Die Umsetzung dieser klassischen Geschichte gelingt Catherine Breillat, wenn man bedenkt, dass sie bis zu diesem Zeitpunkt noch kein Historienfilm realisiert hatte. Sie selbst behauptet, dass dieser Film ihr besonders am Herzen liege, da die Kosten für dieses Werk ihr übliches Budget bei weitem übertrafen. Diese Aussage lässt sich nach der Sichtung zweifelslos untersteichen, denn sowohl die sorgfältig ausgesuchten Dekors, als auch die Kostümierung versetzen den Zuschauer zurück in die Zeit der "liaisons dangereuses". Die stets zeitgemäße französische Sprache der Protagonisten fügt sich ebenfalls in diese gelungene Rekonstruktion des 19. Jahrhunderts ein.

Der androgyne Hauptdarsteller Fu'ad Aït Aattou, der den Ryno de Marigny spielt und mir bis dato nicht bekannt war, oszilliert ständig zwischen der Rolle eines Don Juans und einer weiblichen Seite, sodass ein sehr facettenreicher Charakter entsteht, den man ernst nehmen kann.

Etwas deplaziert wirkt für meine Begriffe Asia Argento, die in einer ernsten Rolle durchaus überzeugen kann und dadurch ihr wahres Talent offenbahrt, aber natürlich auch ein wenig an Glaubwürdigkeit vermissen lässt, bedingt durch bisheriges Rollenmuster. Bemerkenswert finde ich, dass man ihre Tätowierungen durch ein Körper-Make-Up vollständig kaschieren konnte.

Zwei Szenen haben mich desweiteren aufspringen lassen. An einer Stelle trinkt Asia Argento ihrem Geliebten das austretende Blut aus einer Wunde. In einer anschließenden Szene wird ein Huhn getötet, um den roten Saft des Tieres zu Heilzwecken zu benutzen. Im Vergleich zu den Provokationen in "Anatomie de l´enfer" sind diese Szenen letztendlich noch sehr sanft.

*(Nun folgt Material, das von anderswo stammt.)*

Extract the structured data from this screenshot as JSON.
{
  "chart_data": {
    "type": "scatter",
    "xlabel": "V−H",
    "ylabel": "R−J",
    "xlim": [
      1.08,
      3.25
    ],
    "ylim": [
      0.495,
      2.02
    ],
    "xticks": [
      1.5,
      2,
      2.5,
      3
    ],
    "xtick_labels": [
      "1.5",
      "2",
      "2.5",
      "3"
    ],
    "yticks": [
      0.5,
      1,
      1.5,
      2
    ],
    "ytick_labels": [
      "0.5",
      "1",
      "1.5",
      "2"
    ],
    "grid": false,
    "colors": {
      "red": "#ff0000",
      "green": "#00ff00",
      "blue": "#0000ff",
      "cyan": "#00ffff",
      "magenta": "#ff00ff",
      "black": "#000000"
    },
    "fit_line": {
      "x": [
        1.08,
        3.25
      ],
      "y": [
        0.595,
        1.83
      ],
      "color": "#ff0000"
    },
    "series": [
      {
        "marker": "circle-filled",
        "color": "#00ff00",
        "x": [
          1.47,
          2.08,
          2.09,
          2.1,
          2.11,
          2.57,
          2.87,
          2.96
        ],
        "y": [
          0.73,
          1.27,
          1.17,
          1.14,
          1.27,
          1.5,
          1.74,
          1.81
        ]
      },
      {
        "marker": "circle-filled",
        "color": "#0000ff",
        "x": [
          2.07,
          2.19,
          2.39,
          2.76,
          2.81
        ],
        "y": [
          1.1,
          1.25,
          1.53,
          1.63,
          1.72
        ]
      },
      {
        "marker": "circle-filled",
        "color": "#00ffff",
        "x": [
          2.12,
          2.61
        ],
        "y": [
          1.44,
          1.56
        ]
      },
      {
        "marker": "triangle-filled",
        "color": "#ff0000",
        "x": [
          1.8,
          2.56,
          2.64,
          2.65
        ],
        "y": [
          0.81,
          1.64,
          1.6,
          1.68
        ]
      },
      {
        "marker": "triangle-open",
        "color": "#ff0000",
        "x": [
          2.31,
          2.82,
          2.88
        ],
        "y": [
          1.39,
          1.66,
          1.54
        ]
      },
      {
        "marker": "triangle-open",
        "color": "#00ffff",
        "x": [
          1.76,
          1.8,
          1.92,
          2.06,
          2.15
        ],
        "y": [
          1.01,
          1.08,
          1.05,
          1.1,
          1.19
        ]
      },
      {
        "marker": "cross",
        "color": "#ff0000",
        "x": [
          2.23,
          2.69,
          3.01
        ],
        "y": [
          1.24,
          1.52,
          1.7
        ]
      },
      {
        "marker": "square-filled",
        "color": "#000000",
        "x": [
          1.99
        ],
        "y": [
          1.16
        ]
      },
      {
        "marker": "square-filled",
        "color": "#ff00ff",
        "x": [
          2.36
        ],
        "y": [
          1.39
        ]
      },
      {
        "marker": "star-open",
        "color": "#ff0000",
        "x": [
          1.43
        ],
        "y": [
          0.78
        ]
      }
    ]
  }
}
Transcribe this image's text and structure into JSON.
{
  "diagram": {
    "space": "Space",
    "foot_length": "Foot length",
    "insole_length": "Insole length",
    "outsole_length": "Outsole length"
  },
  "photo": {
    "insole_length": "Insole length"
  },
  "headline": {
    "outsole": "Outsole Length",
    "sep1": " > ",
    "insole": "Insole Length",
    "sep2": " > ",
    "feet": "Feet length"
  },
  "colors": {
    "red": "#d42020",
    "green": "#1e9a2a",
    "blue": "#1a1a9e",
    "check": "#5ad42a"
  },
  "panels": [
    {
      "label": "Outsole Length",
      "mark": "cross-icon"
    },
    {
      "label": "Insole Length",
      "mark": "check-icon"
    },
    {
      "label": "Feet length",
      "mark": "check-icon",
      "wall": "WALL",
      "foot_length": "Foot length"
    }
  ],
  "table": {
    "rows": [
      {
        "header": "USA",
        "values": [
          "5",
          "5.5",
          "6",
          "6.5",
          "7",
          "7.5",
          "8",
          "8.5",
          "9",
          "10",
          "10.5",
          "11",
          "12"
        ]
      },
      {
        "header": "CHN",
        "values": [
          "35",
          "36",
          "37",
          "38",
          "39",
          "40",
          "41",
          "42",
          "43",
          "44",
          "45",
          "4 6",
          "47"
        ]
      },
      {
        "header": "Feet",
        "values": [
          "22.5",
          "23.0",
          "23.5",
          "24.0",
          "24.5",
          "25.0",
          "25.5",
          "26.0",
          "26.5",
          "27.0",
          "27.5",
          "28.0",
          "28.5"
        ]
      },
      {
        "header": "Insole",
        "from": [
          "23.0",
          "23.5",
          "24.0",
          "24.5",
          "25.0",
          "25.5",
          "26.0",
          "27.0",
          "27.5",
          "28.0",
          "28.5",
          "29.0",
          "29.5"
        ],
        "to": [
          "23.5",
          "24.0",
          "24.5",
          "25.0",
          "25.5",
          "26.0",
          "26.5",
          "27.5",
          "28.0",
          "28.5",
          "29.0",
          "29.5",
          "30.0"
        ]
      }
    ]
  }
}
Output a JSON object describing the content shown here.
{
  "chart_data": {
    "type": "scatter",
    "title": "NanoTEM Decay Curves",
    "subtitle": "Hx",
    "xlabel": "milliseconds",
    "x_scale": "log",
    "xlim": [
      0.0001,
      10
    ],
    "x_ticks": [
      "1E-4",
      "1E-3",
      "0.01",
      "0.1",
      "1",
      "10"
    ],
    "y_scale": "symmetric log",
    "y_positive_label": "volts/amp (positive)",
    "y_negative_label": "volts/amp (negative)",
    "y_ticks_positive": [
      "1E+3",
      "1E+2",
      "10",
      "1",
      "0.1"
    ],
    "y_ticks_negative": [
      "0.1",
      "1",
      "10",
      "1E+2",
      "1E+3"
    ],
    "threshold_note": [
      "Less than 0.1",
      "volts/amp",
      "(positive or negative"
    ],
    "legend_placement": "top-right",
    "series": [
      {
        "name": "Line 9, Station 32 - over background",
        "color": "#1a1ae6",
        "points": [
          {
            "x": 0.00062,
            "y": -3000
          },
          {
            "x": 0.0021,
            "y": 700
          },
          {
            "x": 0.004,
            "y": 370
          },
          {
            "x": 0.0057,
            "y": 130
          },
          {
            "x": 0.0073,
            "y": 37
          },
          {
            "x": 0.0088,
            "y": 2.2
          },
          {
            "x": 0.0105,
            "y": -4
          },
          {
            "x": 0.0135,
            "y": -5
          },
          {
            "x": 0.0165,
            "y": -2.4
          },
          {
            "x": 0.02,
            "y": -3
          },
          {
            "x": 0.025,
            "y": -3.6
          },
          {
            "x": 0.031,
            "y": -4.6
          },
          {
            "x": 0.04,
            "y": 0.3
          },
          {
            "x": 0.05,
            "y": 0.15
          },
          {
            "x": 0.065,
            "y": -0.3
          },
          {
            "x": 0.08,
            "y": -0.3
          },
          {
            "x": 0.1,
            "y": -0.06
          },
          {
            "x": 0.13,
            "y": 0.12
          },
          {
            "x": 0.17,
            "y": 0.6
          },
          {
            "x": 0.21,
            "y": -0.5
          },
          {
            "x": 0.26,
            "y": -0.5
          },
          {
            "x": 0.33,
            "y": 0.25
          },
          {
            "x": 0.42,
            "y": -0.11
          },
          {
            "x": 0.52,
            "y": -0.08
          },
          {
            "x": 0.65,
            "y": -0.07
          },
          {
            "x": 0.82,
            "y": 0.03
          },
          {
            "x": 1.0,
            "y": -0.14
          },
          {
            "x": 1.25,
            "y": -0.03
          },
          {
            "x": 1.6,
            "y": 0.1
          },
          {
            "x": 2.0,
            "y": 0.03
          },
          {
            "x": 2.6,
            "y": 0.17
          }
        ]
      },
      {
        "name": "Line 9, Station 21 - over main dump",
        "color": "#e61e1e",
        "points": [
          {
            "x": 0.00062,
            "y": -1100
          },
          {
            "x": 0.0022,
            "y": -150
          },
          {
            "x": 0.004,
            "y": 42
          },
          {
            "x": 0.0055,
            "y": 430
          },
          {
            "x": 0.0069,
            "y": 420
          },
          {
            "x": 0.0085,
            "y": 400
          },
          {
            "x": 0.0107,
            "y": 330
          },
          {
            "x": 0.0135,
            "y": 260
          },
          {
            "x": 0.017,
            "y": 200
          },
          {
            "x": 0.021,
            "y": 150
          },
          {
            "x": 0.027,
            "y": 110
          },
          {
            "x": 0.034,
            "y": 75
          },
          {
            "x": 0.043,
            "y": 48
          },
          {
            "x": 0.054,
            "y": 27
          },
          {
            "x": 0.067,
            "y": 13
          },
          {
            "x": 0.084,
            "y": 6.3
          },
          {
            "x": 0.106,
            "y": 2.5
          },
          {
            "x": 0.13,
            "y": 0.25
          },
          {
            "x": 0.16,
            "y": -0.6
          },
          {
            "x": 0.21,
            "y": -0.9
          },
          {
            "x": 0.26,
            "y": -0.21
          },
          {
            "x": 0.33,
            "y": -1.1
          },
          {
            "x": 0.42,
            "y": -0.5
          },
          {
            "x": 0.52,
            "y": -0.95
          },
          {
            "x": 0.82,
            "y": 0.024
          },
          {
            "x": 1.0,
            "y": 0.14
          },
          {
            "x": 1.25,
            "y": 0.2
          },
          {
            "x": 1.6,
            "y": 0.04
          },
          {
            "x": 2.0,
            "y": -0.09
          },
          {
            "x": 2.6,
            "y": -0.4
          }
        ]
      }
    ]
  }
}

Vorwürfe könnte man dem Film "Une vieille maitresse" wegen seines sehr trägen Erzähltempos machen. Selbstverständlich bin mir darüber bewusst, dass Catherine Breillat kein Unterhaltungsfilm plante und naturgemäß andere Elemente im Vordergrund stehen sollten, als bei normalen Genrefilmen. Ich bleibe in dieser Beziehung aber sehr pedantisch und verlange auch von einem Arthaus-Film einen gewissen Unterhaltungswert, wenn er schon nicht menschliche Gefühle in einer nie dagewesenen Weise reflektiert.

An dieser Stelle entsteht ein perfekter Übergang zu unserem nächsten Kritikpunkt. Wie ich es bereits erwähnt habe, ist Breillats Film konventionell, vielleicht sogar schon etwas zu konventionell für meine Begriffe, sodass er aus ihrem Gesamtwerk heraussticht. Eine alte, triviale Weisheit lautet "Schuster, bleib bei deinem Leisten". Genau diese Verhaltensweise hätte ich Catherine Breillat ans Herz gelegt. Obwohl sie darauf besteht, dass der Film ihr wichtig sei, kann ich es nur widerwillig glauben, da "Une vieille maitresse" nicht den selben Tiefgang, die Komplexität ihre vorherigen Werke besitzt. Reflexionen über bestimmte Rollenmuster oder Sexualität sind hier in einem viel niedrigerem Ausmaß vorhanden.

"Une vieille maitresse" bekommt 5 Punkte.